У Санникова глаза были огромные, слегка невменяемые, шея жилистая, кадык ненормально большой, щёки впалые, иезуитские, губы влажные, всегда чуть приоткрытые, уши большие, тонкие, брови почти не росли, лоб грязный, неровный – казалось, на него налипла пыль или песок.
“И в то же время в детстве он наверняка был милейшим чадом – хулиганистым большеглазым пареньком”, – отстранённо думал Артём.

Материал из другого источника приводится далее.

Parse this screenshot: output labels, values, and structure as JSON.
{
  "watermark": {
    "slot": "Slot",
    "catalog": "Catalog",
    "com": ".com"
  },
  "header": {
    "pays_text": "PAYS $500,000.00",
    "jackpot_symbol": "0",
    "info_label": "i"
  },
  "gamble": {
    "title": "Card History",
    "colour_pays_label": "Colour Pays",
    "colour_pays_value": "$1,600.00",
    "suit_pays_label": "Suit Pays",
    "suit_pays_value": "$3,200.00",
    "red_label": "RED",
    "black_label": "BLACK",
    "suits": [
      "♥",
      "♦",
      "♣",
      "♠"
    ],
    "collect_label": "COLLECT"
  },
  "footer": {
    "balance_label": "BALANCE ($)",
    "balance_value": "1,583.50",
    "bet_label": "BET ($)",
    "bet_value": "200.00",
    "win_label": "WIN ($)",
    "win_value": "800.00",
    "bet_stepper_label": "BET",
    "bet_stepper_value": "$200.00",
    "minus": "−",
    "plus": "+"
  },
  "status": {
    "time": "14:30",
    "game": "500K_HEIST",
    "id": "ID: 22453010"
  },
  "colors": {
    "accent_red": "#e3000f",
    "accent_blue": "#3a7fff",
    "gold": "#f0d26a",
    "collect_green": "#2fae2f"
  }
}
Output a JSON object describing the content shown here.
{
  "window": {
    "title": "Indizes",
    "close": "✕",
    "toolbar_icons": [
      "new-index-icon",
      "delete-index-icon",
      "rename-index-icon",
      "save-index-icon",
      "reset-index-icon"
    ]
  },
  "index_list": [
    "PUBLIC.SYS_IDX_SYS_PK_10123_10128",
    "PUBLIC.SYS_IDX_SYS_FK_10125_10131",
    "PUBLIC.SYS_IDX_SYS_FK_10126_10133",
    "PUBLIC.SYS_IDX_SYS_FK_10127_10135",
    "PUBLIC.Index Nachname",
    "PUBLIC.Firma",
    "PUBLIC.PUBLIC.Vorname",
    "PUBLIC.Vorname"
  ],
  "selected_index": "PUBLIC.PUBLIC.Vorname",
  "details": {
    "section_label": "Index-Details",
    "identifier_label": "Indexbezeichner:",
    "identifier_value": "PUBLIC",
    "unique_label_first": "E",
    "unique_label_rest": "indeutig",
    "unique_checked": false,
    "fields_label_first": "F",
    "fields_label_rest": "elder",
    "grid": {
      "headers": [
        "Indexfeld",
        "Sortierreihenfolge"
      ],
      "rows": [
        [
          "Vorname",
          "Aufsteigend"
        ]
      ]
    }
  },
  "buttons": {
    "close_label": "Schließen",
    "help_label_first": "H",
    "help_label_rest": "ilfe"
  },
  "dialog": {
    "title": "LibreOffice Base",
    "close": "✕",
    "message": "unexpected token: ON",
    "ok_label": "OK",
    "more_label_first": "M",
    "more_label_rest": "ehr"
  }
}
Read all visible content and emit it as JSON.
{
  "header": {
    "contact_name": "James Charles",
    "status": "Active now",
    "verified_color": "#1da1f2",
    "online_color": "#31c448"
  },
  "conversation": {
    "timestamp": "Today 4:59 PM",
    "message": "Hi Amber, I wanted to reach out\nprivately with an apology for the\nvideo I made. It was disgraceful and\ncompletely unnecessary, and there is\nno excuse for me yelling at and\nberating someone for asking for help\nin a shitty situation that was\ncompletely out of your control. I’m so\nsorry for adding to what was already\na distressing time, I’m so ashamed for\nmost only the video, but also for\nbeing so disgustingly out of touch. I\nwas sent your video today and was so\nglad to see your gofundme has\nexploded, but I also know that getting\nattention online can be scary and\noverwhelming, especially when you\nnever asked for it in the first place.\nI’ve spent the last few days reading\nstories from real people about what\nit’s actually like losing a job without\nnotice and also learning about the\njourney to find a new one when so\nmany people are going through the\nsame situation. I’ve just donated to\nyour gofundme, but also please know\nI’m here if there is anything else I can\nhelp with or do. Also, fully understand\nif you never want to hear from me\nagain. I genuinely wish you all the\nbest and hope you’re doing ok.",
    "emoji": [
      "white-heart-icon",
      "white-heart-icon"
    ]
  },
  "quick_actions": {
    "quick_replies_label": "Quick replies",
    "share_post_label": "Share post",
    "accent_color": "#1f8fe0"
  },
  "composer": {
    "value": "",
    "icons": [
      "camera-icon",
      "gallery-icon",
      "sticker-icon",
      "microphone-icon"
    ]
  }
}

– Как всё-таки неповоротливо звучит, – добродушно делился со всей камерой своими размышлениями. – Послушайте: “Приговор приведён в исполнение”. Посмотришь, к примеру, на Санникова – и пытаешься примерить к нему эту фразу – ну, буквально как галстук на шею повязываешь: “Приго-о-о… вор!.. приве-е-е… дён!.. в испо-о-о… лне! ни! е!” Или, – Санников, слышишь? – такое ощущение, как будто червь ползёт по животу, вытягивая свое кольчатое тело: приговор приведён в исполнение… Чувствуете, да?
Камера слушала Артёма, как будто он был неистребимым злом, наподобие замурованного в стену радио.
– Хотя звучит всё равно глупо и напыщенно, как не знаю что, – медленно цедил Артём, в который раз сладостно потягиваясь и разминая сильными руками виски. – Во-первых, “приговор приведён”. Куда он приведён? С чего бы это? Где в этих словах умещается, например, товарищ Горшков? Затем ещё нелепей: “…приведён в исполнение”. Исполнение – это что? Лавка? Ресторация? Театральный зал? Зачем туда приводить приговор? Будут ли там кормить? После какого звонка пустят в залу? После третьего или сразу после первого? Что там за исполнение предстоит? Понравится ли тому же Горшкову это исполнение? Оценит ли он его? Может быть, он лишён музыкального вкуса и ничего не поймёт? Уйдёт недовольный? Напишет жалобу?